3. Balance between interests of obligee and obligor
The Principles strike a balance between the conflicting interests of the obligee and the obligor of a dormant claim. An obligee should have a reasonable chance to pursue its right, and should therefore not be prevented from pursuing its right by the lapse of time before the right becomes due and can be enforced. Furthermore, the obligee should know or at least have a chance to know its right and the identity of the obligor. On the other hand, the obligee should be able to close its files after some time regardless of the obligor’s knowledge, and consequently a maximum period should be established. Contrary to the UN Limitation Convention which has only one absolute limitation period of four years which begins on the date of accrual of the claim (see Articles 8 and 9(1)), the Principles provide for a two-tier system.
4. Basic structure of the limitation regime
The two-tier system adopts the policy that the obligee should not be barred before it has had a real possibility to pursue its right as a result of having actual or constructive knowledge of the right. Paragraph (1)
therefore provides for a rather short three-year limitation period starting the day after the obligee knows or ought to know the facts on which its right is based and this right can be exercised. Paragraph (2) provides for a ten-year maximum limitation period, commencing at the time when the right can be exercised, regardless of the obligee’s actual or constructive knowledge.
5. Right can be exercised
The obligee has a real possibility to exercise its right only if it has become due and can be enforced. Paragraph (2) therefore provides that the maximum limitation period starts only at such date.

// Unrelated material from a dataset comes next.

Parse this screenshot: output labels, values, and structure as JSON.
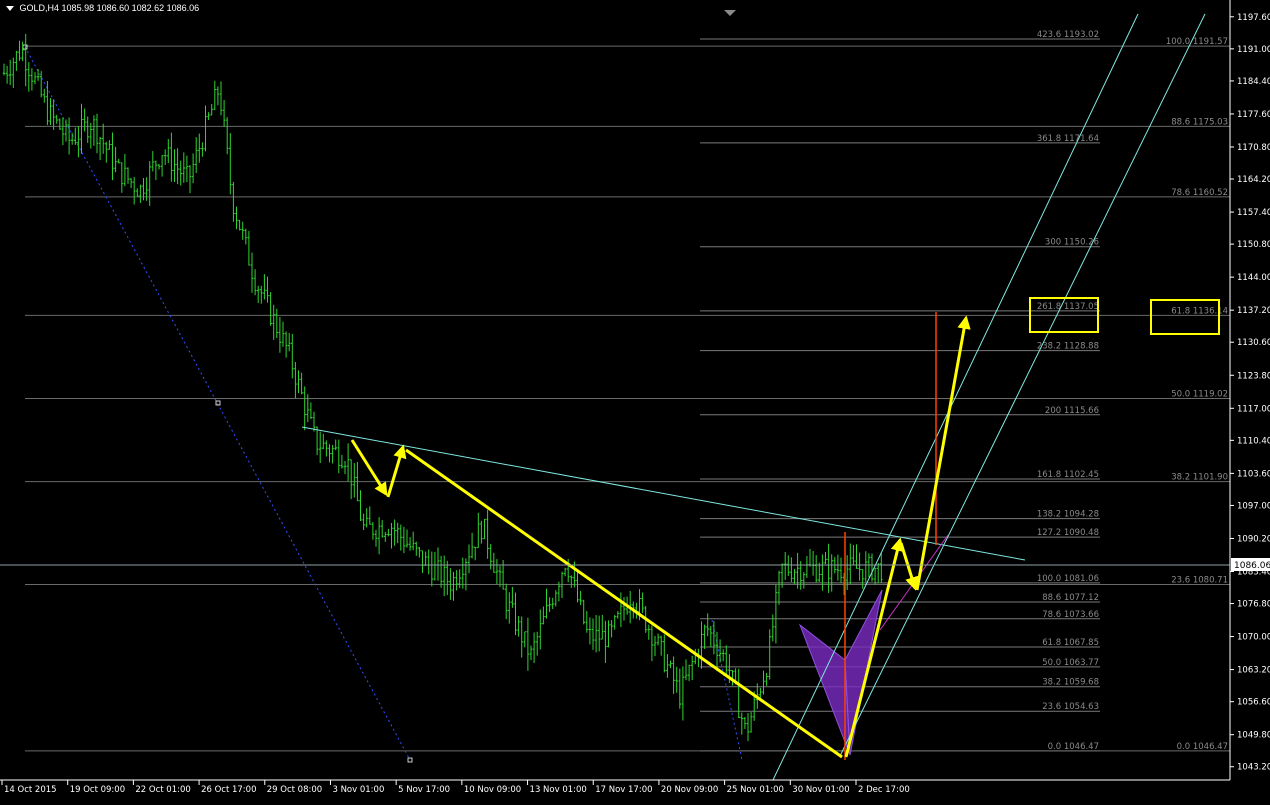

6. Knowledge of the facts as distinguished from knowledge of the law
The general three-year limitation period starts the day after the day “the obligee knows or ought to know the facts as a result of which the obligee’s right can be exercised”. “Facts” within the meaning of this provision are the facts on which the right is based, such as the formation of a contract, the delivery of goods, the undertaking of services, and non-performance. The facts indicating that a right or claim has fallen due must be known or at least knowable by the obligee before the general limitation period starts. The identity of the obligor may also be in doubt, e.g. in cases of agency, the transfer of debts or entire contracts, the winding-up of companies, or unclear third-party beneficiary contracts. In these cases, the obligee must know or have reason to know whom to sue before it can be blamed for not having pursued the right or claim. Actual or constructive knowledge of “facts”, however, does not mean that the obligee must know the legal implications of the facts. If, despite full knowledge of the facts, the obligee is mistaken about its rights, the three-year limitation period may nevertheless start to run.

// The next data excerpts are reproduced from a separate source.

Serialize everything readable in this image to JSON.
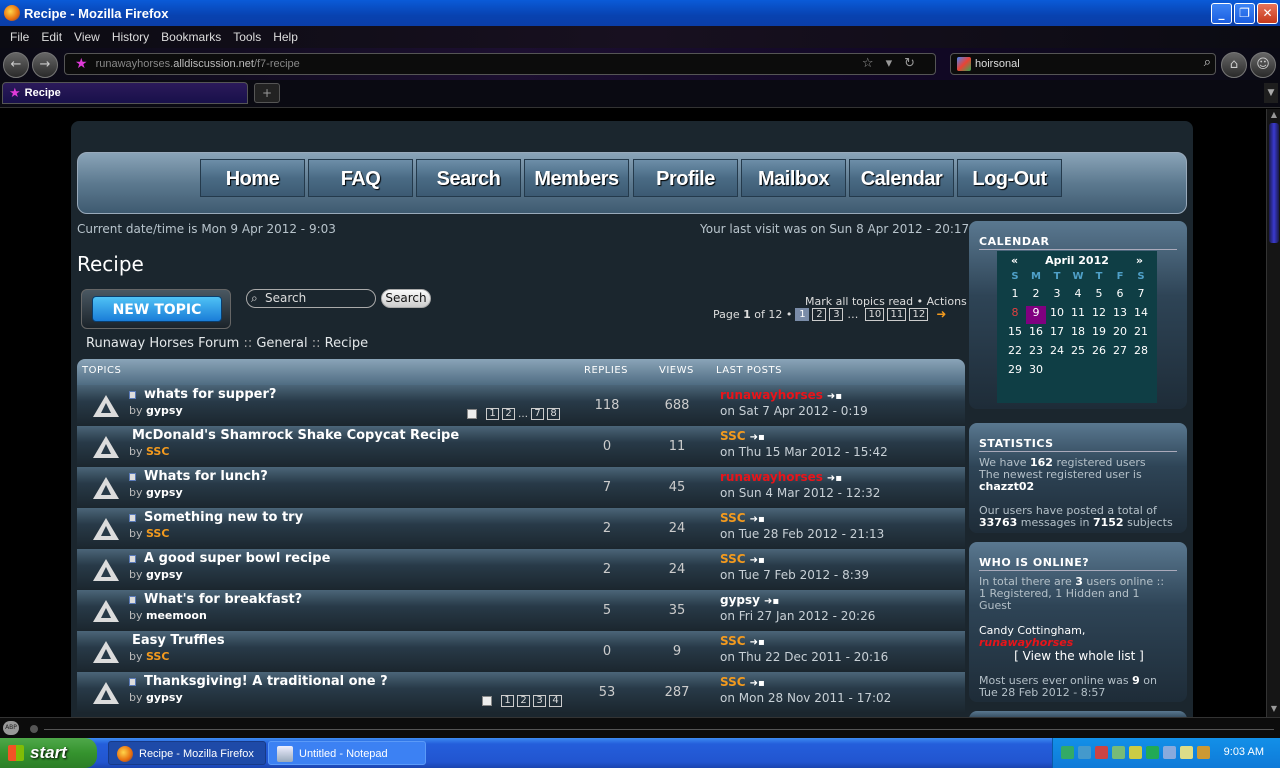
{
  "window": {
    "title": "Recipe - Mozilla Firefox"
  },
  "menu": [
    "File",
    "Edit",
    "View",
    "History",
    "Bookmarks",
    "Tools",
    "Help"
  ],
  "urlbar": {
    "prefix": "runawayhorses.",
    "domain": "alldiscussion.net",
    "path": "/f7-recipe"
  },
  "search": {
    "query": "hoirsonal"
  },
  "tab": {
    "label": "Recipe"
  },
  "forum": {
    "menu": [
      "Home",
      "FAQ",
      "Search",
      "Members",
      "Profile",
      "Mailbox",
      "Calendar",
      "Log-Out"
    ],
    "current_time": "Current date/time is Mon 9 Apr 2012 - 9:03",
    "last_visit": "Your last visit was on Sun 8 Apr 2012 - 20:17",
    "page_title": "Recipe",
    "new_topic": "NEW TOPIC",
    "search_placeholder": "Search",
    "search_button": "Search",
    "mark_all": "Mark all topics read",
    "actions": "Actions",
    "pagination": {
      "label": "Page",
      "current": "1",
      "of": "of",
      "total": "12",
      "pages": [
        "1",
        "2",
        "3",
        "…",
        "10",
        "11",
        "12"
      ]
    },
    "breadcrumb": [
      "Runaway Horses Forum",
      "General",
      "Recipe"
    ],
    "table_headers": {
      "topics": "TOPICS",
      "replies": "REPLIES",
      "views": "VIEWS",
      "last_posts": "LAST POSTS"
    },
    "topics": [
      {
        "title": "whats for supper?",
        "by": "gypsy",
        "replies": "118",
        "views": "688",
        "last_user": "runawayhorses",
        "last_date": "on Sat 7 Apr 2012 - 0:19",
        "pages": [
          "1",
          "2",
          "…",
          "7",
          "8"
        ]
      },
      {
        "title": "McDonald's Shamrock Shake Copycat Recipe",
        "by": "SSC",
        "replies": "0",
        "views": "11",
        "last_user": "SSC",
        "last_date": "on Thu 15 Mar 2012 - 15:42"
      },
      {
        "title": "Whats for lunch?",
        "by": "gypsy",
        "replies": "7",
        "views": "45",
        "last_user": "runawayhorses",
        "last_date": "on Sun 4 Mar 2012 - 12:32"
      },
      {
        "title": "Something new to try",
        "by": "SSC",
        "replies": "2",
        "views": "24",
        "last_user": "SSC",
        "last_date": "on Tue 28 Feb 2012 - 21:13"
      },
      {
        "title": "A good super bowl recipe",
        "by": "gypsy",
        "replies": "2",
        "views": "24",
        "last_user": "SSC",
        "last_date": "on Tue 7 Feb 2012 - 8:39"
      },
      {
        "title": "What's for breakfast?",
        "by": "meemoon",
        "replies": "5",
        "views": "35",
        "last_user": "gypsy",
        "last_date": "on Fri 27 Jan 2012 - 20:26"
      },
      {
        "title": "Easy Truffles",
        "by": "SSC",
        "replies": "0",
        "views": "9",
        "last_user": "SSC",
        "last_date": "on Thu 22 Dec 2011 - 20:16"
      },
      {
        "title": "Thanksgiving! A traditional one ?",
        "by": "gypsy",
        "replies": "53",
        "views": "287",
        "last_user": "SSC",
        "last_date": "on Mon 28 Nov 2011 - 17:02",
        "pages": [
          "1",
          "2",
          "3",
          "4"
        ]
      }
    ],
    "by_label": "by",
    "calendar": {
      "heading": "CALENDAR",
      "month": "April 2012",
      "prev": "«",
      "next": "»",
      "dow": [
        "S",
        "M",
        "T",
        "W",
        "T",
        "F",
        "S"
      ],
      "days": [
        "1",
        "2",
        "3",
        "4",
        "5",
        "6",
        "7",
        "8",
        "9",
        "10",
        "11",
        "12",
        "13",
        "14",
        "15",
        "16",
        "17",
        "18",
        "19",
        "20",
        "21",
        "22",
        "23",
        "24",
        "25",
        "26",
        "27",
        "28",
        "29",
        "30"
      ]
    },
    "statistics": {
      "heading": "STATISTICS",
      "l1a": "We have ",
      "users": "162",
      "l1b": " registered users",
      "l2": "The newest registered user is",
      "newest": "chazzt02",
      "l3": "Our users have posted a total of",
      "messages": "33763",
      "l4a": " messages in ",
      "subjects": "7152",
      "l4b": " subjects"
    },
    "online": {
      "heading": "WHO IS ONLINE?",
      "l1a": "In total there are ",
      "count": "3",
      "l1b": " users online ::",
      "l2": "1 Registered, 1 Hidden and 1",
      "l3": "Guest",
      "names_a": "Candy Cottingham, ",
      "names_b": "runawayhorses",
      "view_list": "[ View the whole list ]",
      "most_a": "Most users ever online was ",
      "most": "9",
      "most_b": " on",
      "most_date": "Tue 28 Feb 2012 - 8:57"
    }
  },
  "taskbar": {
    "start": "start",
    "tasks": [
      "Recipe - Mozilla Firefox",
      "Untitled - Notepad"
    ],
    "clock": "9:03 AM"
  },
  "status": {
    "abp": "ABP"
  }
}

1. A designs and builds a bridge under a contract with county B. A’s engineers make a mistake in calculating the strength of some steel girders. Four years later, the bridge collapses due to a combination of the weight of some heavy trucks and a storm. B’s claims for damages are not barred, because the general limitation period started only at the time of the collapse, when B was in a position to discover A’s breach.

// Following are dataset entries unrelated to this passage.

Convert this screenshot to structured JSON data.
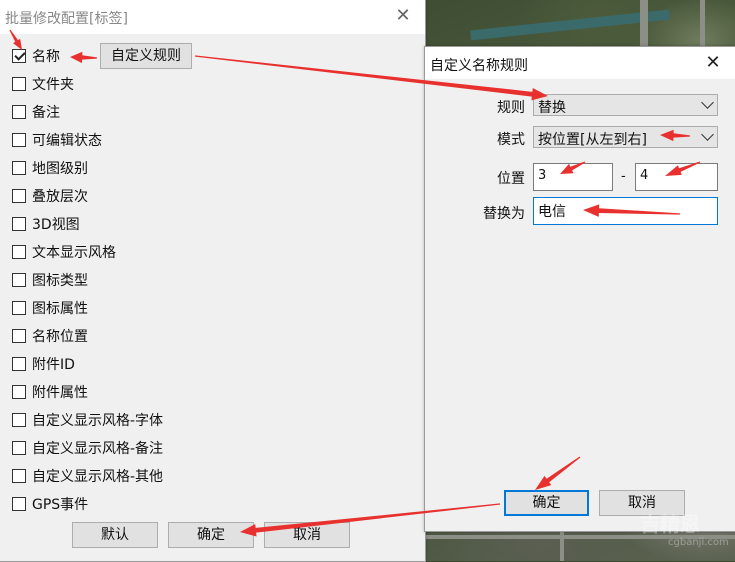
{
  "left_dialog": {
    "title": "批量修改配置[标签]",
    "close_glyph": "✕",
    "custom_rule_button": "自定义规则",
    "items": [
      {
        "label": "名称",
        "checked": true
      },
      {
        "label": "文件夹",
        "checked": false
      },
      {
        "label": "备注",
        "checked": false
      },
      {
        "label": "可编辑状态",
        "checked": false
      },
      {
        "label": "地图级别",
        "checked": false
      },
      {
        "label": "叠放层次",
        "checked": false
      },
      {
        "label": "3D视图",
        "checked": false
      },
      {
        "label": "文本显示风格",
        "checked": false
      },
      {
        "label": "图标类型",
        "checked": false
      },
      {
        "label": "图标属性",
        "checked": false
      },
      {
        "label": "名称位置",
        "checked": false
      },
      {
        "label": "附件ID",
        "checked": false
      },
      {
        "label": "附件属性",
        "checked": false
      },
      {
        "label": "自定义显示风格-字体",
        "checked": false
      },
      {
        "label": "自定义显示风格-备注",
        "checked": false
      },
      {
        "label": "自定义显示风格-其他",
        "checked": false
      },
      {
        "label": "GPS事件",
        "checked": false
      }
    ],
    "buttons": {
      "default": "默认",
      "ok": "确定",
      "cancel": "取消"
    }
  },
  "right_dialog": {
    "title": "自定义名称规则",
    "close_glyph": "✕",
    "rule_label": "规则",
    "rule_value": "替换",
    "mode_label": "模式",
    "mode_value": "按位置[从左到右]",
    "position_label": "位置",
    "position_from": "3",
    "position_sep": "-",
    "position_to": "4",
    "replace_label": "替换为",
    "replace_value": "电信",
    "buttons": {
      "ok": "确定",
      "cancel": "取消"
    }
  },
  "annotation_color": "#e8312f",
  "watermark": {
    "main": "吉精恩",
    "sub": "cgbanji.com"
  }
}
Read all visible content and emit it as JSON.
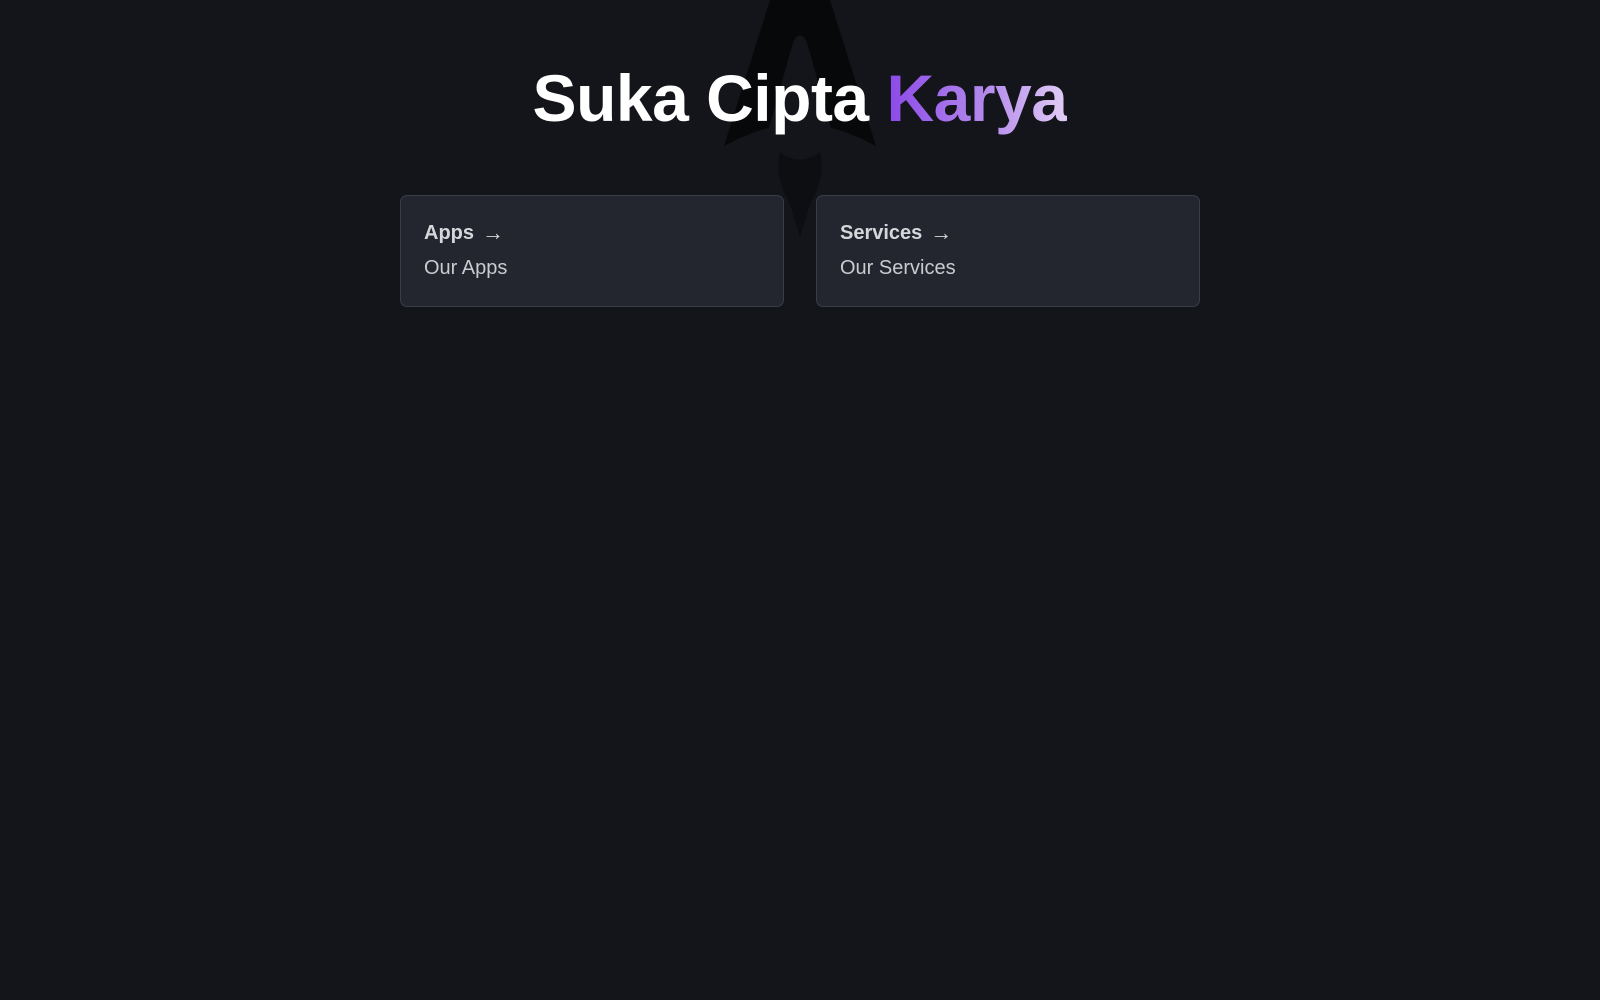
{
  "header": {
    "title_main": "Suka Cipta",
    "title_accent": "Karya"
  },
  "cards": [
    {
      "title": "Apps",
      "arrow": "→",
      "description": "Our Apps"
    },
    {
      "title": "Services",
      "arrow": "→",
      "description": "Our Services"
    }
  ],
  "colors": {
    "background": "#13151a",
    "card_background": "#23262f",
    "card_border": "#3a3d46",
    "title_white": "#ffffff",
    "accent_gradient_start": "#8b48e8",
    "accent_gradient_end": "#e1ccf5"
  },
  "icons": {
    "background_logo": "rocket-icon"
  }
}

2. The facts are the same as in Illustration 1, except that the bridge collapses eleven years after its construction. B’s claims are barred under the maximum limitation period under Article 10.2(2). Parties to such a contract are well advised to adjust the maximum period while remaining within the limits of Article 10.3.
3. A sends B a notice under Article 7.3.2 terminating a sales contract between A and B because B refuses to take delivery of goods tendered by A. Thirty-seven months after receipt of the note of termination, B demands the return of an advance on the purchase price paid prior to the termination, asserting that, due to an error in its bookkeeping, it had overlooked its payment of the advance with the consequence that it had only recently become aware of the claim for restitution it had under Article 7.3.6(1). B’s claim for restitution is barred by the three-year limitation period, as B ought to have known of its payment when the contract was terminated and the claim to repay the advance arose.
4. The facts are the same as in Illustration 1, except that B asserts that it had not realised the legal effects of a notice of termination. B’s claim for restitution is nevertheless barred. An error of law with regard to the legal effects of a notice of termination cannot absolve the obligee since “ought to know” includes seeking legal advice if the party is uncertain about the legal effects of the circumstances.
7. Day of commencement
Since, in the absence of an agreement to the contrary, the obligor can normally perform its obligation in the course of the whole day of the debt’s maturity, the limitation period does not start on that same day but only on the following day.
5. A is obliged to pay a sum of money on 24 November. If A does not pay by that date, the limitation period starts on 25 November.
8. Right must be exercisable
An obligation may exist even if performance cannot as yet be required (see, e.g., Article 6.1.1(a)). While a creditor’s claim to the repayment of a loan is founded on the contract and may therefore arise at the time of the conclusion of the contract or of the payment of the loan to the debtor, the repayment claim will usually fall due much later. Furthermore, a right may not be enforceable if the obligor has a defence.
6. A loan agreement obliges the borrower to repay the loan on 15 November. The lender grants the borrower an extension of the date of repayment until 15 December. The limitation period starts on 16 December.
7. A contracts to build a fertiliser plant for B. The price is to be paid in three instalments, the last instalment being due four weeks after completion of the work as certified by an engineering firm. After certification there are still malfunctionings of the plant. B is entitled to withhold performance of the last instalment under Articles 7.1.3(2) and 7.1.4(4). The limitation period for the claim for payment does not begin until the right to withhold payment is extinguished by cure of the malfunctionings.
9. Maximum period
Under paragraph (2) the obligee is in any event, i.e. irrespective of whether it knew or ought to have known the facts giving rise to its right, prevented from exercising the right ten years after it could have exercised it. The objectives of this maximum period of ten years are the restoration of peace and the prevention of speculative litigation where evidence has faded.
8. B borrows money from A and orders its accountant to repay the loan when repayment falls due in January. Fifteen years later, a dispute arises over whether the loan was repaid fully or only in part as A claims. A’s asserted claim is barred by Article 10.2(2), because the maximum limitation period has expired.
10. Ancillary claims
This Article applies to all rights, including so-called “ancillary claims”.
9. In a loan agreement, the borrower agrees to pay an interest of 0.7% per month if there is default in repayment. Thirty-five months after repayment is due, the borrower repays the principal. The lender need not sue for all successive monthly instalments of interest at once, but can wait up to thirty-six months for each instalment before it is barred.
10. Under the contract of builder A with owner B, A agrees to complete construction by 1 October and to pay EUR 50,000 for every month of delay up to a maximum amount of EUR 2,500,000. Completion is delayed for 40 months. Claims for damages for non-performance or delay are barred 36 months after 2 October. The claim for the penalty for each month of delay is barred 36 months after it arises.
This Article does not provide a definition of “year”, because at international level a reference to “year” is usually understood as being a reference to the Gregorian calendar (see Article 1(3)(h) of the UN Limitation Convention). In any event, calendars deviating from the Gregorian calendar will in most cases have the same number of days per year, with the consequence that they do not influence the length of limitation periods. A different meaning of “year” can be agreed upon by the parties under Article 1.5. Such an agreement may be explicit or derived from an interpretation of the contract.